Und frau kann sich ebenfalls vorstellen, wie indigniert, empört und zornig diese Herren auf Männerwitze reagieren. Sofort kommt: Männerfeindlichkeit! Ja, pflege ich in solchen Situationen zu sagen, ja männerfeindlich, denn meine Herren, sagen Sie mir einmal einen wirklichen Grund, weshalb Frauen Männer lieben sollten?! Es folgt in der Regel eine peinliche Stille und ein rigoroser Themenwechsel…
Die Frauenfeindlichkeit, ja der offensichtliche Frauenhass, der unübersehbar ist in diesem Artikel, fordert zur Frage heraus: Was haben die Frauen diesen Männchen sooo Schlimmes angetan, dass sie Frauen derart hassen?! Und auch hier ist die Antwort möglich, nämlich: NIchts, ausser Gutes in Form von Hege und Pflege, Schutz, Hilfe, Freundlichkeit und Beistand. Allerdings ist die Balace zwischen Männern und Frauen diesbezüglich derart aus dem Gleichgewicht, dass Männer ihr schlechtes Gewissen nur noch über Schmähungen und Hass zu erleichtern suchen, weil sie wissen, dass sie die empfangenen Wohltaten nie zurückgeben können!
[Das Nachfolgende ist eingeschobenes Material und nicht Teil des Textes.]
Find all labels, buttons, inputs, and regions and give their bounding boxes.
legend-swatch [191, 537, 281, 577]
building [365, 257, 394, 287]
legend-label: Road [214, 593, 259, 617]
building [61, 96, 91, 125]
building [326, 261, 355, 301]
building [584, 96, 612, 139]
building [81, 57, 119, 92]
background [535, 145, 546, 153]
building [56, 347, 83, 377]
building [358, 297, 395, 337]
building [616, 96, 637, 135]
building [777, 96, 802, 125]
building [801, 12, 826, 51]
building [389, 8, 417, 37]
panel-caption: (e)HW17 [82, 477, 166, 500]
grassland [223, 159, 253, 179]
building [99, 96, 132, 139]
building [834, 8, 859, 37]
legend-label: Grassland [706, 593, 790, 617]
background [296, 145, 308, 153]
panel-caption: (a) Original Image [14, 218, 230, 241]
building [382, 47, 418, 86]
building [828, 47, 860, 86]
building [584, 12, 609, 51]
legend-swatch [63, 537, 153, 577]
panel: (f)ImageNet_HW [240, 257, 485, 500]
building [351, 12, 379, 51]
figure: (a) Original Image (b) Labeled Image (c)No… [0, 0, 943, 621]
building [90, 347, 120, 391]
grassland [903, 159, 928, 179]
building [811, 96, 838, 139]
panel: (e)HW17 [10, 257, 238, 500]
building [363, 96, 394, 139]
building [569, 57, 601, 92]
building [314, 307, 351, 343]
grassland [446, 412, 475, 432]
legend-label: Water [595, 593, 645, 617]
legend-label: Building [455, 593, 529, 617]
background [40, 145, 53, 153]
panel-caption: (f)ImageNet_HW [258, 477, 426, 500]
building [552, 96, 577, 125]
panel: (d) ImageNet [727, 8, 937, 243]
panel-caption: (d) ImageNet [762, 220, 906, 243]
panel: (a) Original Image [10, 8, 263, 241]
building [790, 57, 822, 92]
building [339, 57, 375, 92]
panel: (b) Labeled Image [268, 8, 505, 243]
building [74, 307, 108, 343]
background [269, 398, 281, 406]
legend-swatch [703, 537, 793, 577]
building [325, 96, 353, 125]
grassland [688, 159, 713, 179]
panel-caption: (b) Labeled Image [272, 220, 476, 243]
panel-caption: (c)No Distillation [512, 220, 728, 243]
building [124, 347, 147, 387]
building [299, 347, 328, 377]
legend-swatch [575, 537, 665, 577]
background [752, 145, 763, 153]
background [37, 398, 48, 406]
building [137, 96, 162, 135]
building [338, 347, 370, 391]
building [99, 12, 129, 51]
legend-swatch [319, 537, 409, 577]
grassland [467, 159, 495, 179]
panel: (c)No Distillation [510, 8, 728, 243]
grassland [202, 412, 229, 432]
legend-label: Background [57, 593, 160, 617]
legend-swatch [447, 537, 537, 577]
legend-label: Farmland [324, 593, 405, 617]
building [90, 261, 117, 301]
Von daher kommt auch die mimosenhafte Empfindlichkeit, die Angst vor den Frauen und eben wie gehabt, der Hass.
Frauen, die das durchschaut haben, fürchten sich nicht mehr vor dem “Liebesentzug” der Männer. Sie atmen auf - und merken bald, dass sie allesamt, die schmollten, zurückkehren, sich aber um Vieles höflicher, anständiger und freundlicher benehmen. Journalisten, wie Herrn Kümmel allerdings, sollte frau die Löffel langziehen dürfen!
lg
Dürr
22.01.2011 um 12:44 Uhr Carola Heine
Leider gibt es auch sehr viele “dein Vadda”-Witze, die kein bisschen erträglicher ausfallen. Gehört habe ich auch die bisher nur von Jungs.
20.01.2011 um 20:00 Uhr Anne
” motherfucker ” scheint lt. recherche i.d. rap-szene unter MILF (mom, I`d like to fuck) inzwischen `salonfähig` geworden zu sein - ein umgangssprachlicher, extrem vulgärer ausdruck für attraktive frauen mittleren alters, die aus der sicht junger männer eine attraktive sexualpartnerin darstellen. also zur schnellen bedienung, reduziert auf`s penetrieren und griffbereit f.d. herren . wenn ich richtig gelesen habe, hat sich dieser begriff inzwischen ausgeweitet auf den pornografischen sektor und gilt als feste genrebezeichnung für pornografie mit nicht mehr jungen frauen ... ganz typisch gelten doch gerade hier insb. für männer frauen als `hure` oder `heilige`, z.b. die eigene, heimische sexualpartnerin als heilige. aber auch männer, die nicht mit ihrer mutter `penetrieren` wollen bzw. sich `anständig` verhalten, werden so beschimpft, z.b. Obama (wie ich kürzlich gelesen habe) .
eine überaus vulgäre, hässliche bezeichnung, um wie o.a. auch `ältere ` frauen (ob mutter, schwester, fräundin, ehefrau) allgemein sprachlich gleich mit herabzuwürdigen.
nicht nur tsd. vulgäre `mutter-witze` geistern durch`s internet, auch auf you-tube oder von männern ins netz gestellte song-texte gleichen inhalts werden zur volksbelustigung angeboten.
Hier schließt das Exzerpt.